Reese recalled the visit in an interview with Mae Robbins (’54) for her 1960 master’s thesis analyzing donations the college had received in its first 50 years.
“We asked Brother W.B. Lee, president of the bank, if he knew of anyone else who would be interested in helping Abilene Christian College in a similar way,” Reese told Robbins. “He suggested Mr. E.D. Chambers of Afton. We visited Mr. and Mrs. Chambers and told them of our need. He gave us a check and invited us to come back. We looked at the check later and found it to be made for $500.”
Adjusted for inflation, that would be the equivalent today of writing a $7,000 check.
That seemingly off the cuff, $500 gift quickly turned into much more. McKinzie and Reese went on to Amarillo, then swung through Afton on their way back to Abilene. Visiting again with Chambers, Reese recalled the rancher “said that he had 160 acres he wanted to donate to the college. Then he studied a minute and said that would leave a 40-acre jog so he would throw in the extra 40 acres, too, and he already knew a man who wanted to buy the land.”

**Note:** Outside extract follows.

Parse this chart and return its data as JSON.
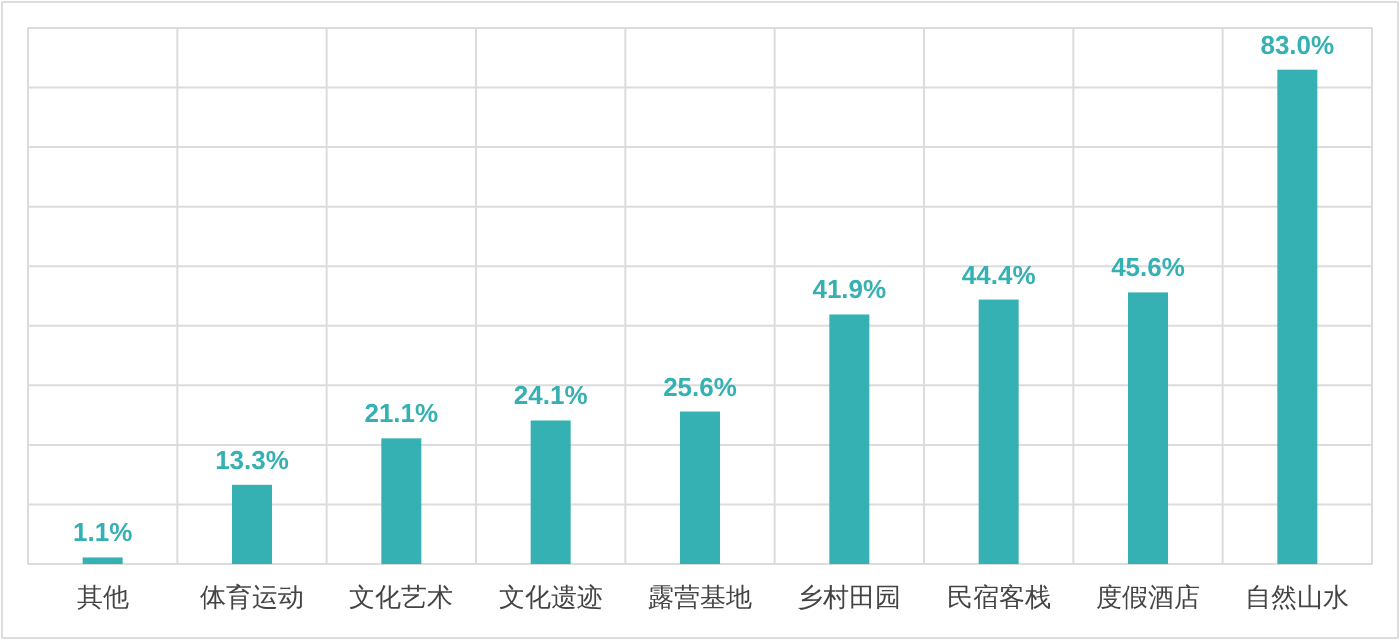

The family presumably sold the land because in 1929, ACU received $30,000 from E.D. and Julia Chambers – or nearly $412,000 in 2015 dollars. In return, one of the new campus’ original buildings was named Chambers Hall.
E.D. Chambers’ tenure on ACU’s board was bookended by significant gifts. Late in their lives, he and Julia established the Chambers Trust Estate, setting aside more than $150,000. Of that, $65,000 ($850,000 when adjusted for inflation) went to fund what became McKinzie Hall, with the remainder invested so that the returns would be split between ACU and church missions.
The gift was made in January 1945; E.D. and Julia Chambers died within a week of each other that July. The trust was transferred to ACU’s endowment in 1999, and it continues to award money for student scholarships today, 88 years after E.D. first pressed a check into the hands of Reese and McKinzie.